Researchers mention instances of healthcare consolidation that increased costs, and lawmakers chastise large social media businesses for exposing kids to inappropriate information. Thus, the government's perspective has changed.

The FTC will evaluate acquisitions more rigorously, especially those involving the technology and healthcare industries, according to Chairperson Lina Khan.

In a 4-0 vote against Illumina, she joined the other three commission members. The lone Republican, Christine Wilson, published a concurring opinion before leaving on Friday.

Illumina is anticipated to continue serving as the principal supplier of the goods required to carry out multi-cancer screening tests, the FTC stated in its conclusion.

According to the commission, Illumina has strong financial motivations to make sure Grail works better than rival products, and Illumina could easily increase prices for those rival products or take other steps to reduce their ability to compete.

In the upcoming weeks, a fine from the EU's competition watchdog is anticipated against Illumina for completing the Grail acquisition before the Commission had finished its review. Up to 10% of Illumina's revenue could be fined, and the business has set aside $458 million to cover this possibility.
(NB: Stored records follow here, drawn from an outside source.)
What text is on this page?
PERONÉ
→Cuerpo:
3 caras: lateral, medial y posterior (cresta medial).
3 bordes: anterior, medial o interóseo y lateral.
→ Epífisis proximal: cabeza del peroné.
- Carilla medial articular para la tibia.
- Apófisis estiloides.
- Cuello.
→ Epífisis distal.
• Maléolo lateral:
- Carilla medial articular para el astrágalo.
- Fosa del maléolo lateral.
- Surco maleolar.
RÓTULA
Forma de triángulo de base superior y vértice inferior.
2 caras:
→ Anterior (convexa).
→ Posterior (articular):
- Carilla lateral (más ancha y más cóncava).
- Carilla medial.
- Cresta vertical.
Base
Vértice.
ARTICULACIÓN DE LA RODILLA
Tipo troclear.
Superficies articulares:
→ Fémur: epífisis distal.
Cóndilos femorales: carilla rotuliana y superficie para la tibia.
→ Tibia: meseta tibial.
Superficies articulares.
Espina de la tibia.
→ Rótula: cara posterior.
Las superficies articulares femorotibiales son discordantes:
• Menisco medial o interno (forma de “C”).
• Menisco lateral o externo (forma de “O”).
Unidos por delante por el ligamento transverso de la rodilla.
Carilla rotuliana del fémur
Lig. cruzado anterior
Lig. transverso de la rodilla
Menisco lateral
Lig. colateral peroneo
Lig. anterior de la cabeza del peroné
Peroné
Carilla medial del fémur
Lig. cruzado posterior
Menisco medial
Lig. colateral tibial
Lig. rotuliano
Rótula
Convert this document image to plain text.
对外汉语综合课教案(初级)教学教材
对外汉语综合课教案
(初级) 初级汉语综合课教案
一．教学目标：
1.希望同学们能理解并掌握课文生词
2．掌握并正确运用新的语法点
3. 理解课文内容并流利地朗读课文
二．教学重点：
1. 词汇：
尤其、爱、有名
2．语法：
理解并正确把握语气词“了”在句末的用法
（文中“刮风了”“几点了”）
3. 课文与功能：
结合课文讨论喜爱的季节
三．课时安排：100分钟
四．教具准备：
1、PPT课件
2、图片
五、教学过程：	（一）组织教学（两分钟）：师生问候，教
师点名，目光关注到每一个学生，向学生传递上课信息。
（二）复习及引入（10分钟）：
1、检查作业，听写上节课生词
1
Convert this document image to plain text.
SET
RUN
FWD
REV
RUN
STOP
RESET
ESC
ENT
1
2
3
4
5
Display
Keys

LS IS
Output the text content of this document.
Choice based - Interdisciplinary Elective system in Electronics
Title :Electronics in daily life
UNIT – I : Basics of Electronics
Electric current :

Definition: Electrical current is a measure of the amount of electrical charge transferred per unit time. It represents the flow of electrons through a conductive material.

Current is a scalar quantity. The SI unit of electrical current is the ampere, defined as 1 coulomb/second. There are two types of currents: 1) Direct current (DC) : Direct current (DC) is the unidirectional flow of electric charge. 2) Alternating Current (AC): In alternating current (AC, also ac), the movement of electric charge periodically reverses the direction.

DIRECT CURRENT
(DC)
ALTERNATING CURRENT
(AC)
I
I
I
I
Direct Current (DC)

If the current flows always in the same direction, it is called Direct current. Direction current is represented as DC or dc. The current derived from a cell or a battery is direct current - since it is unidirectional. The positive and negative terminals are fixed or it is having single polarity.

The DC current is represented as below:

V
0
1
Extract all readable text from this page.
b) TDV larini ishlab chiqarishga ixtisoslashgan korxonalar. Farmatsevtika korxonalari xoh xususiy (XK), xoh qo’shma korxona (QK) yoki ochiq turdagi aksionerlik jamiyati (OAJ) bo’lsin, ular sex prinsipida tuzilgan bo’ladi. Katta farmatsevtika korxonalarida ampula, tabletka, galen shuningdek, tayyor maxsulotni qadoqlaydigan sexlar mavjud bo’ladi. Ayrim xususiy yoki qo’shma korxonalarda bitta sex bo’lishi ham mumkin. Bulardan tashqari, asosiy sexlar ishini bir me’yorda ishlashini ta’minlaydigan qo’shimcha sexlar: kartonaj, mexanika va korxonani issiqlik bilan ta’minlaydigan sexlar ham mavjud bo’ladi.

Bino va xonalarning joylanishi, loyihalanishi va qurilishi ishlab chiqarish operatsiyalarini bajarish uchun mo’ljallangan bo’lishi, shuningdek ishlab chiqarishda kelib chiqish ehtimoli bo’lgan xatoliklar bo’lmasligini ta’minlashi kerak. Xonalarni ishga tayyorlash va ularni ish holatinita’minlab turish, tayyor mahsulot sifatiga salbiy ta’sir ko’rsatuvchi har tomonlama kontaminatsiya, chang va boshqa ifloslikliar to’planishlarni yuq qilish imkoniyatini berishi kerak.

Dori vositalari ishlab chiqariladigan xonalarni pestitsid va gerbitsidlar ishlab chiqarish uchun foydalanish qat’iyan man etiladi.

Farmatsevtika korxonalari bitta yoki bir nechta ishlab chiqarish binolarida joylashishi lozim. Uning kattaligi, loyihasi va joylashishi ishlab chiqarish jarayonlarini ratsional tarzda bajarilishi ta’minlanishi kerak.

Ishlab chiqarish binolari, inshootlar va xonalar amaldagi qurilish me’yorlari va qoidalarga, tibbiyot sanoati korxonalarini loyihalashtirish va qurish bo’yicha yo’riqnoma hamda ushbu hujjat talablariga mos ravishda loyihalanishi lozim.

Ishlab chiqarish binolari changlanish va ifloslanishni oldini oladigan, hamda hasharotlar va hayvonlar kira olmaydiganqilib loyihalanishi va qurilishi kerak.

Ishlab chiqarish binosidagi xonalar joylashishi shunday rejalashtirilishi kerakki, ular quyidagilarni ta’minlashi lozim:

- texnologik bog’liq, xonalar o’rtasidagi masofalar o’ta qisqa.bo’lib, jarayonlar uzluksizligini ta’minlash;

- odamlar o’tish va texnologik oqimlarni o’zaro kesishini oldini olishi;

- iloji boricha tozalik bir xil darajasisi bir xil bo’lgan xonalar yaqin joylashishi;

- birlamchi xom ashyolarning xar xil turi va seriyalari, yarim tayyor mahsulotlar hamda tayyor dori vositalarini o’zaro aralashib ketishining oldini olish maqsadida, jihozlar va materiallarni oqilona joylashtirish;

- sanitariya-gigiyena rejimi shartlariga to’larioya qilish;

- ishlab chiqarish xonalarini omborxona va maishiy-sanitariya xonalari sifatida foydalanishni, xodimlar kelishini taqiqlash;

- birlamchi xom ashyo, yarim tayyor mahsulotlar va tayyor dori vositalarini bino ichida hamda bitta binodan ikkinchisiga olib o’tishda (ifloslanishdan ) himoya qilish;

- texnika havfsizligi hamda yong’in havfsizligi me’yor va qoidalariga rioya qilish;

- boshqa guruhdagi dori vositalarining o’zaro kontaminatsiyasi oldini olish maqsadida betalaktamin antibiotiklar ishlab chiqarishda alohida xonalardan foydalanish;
Also, a divestiture decision from the EU is anticipated in the upcoming weeks. Illumina has stated that it will challenge any divestment decision. In the event that it loses its appeal before the FTC or the EU, the business declared that it would act swiftly to divest itself of the Grail.

Carl Icahn, an activist investor, has started a proxy battle against Illumina in response to his criticism of the company's handling of the Grail purchase. In addition to rehiring Illumina's former CEO, he wants to add three nominations to the company's board of directors. Illumina has pleaded with shareholders to oppose Mr. Icahn's plan.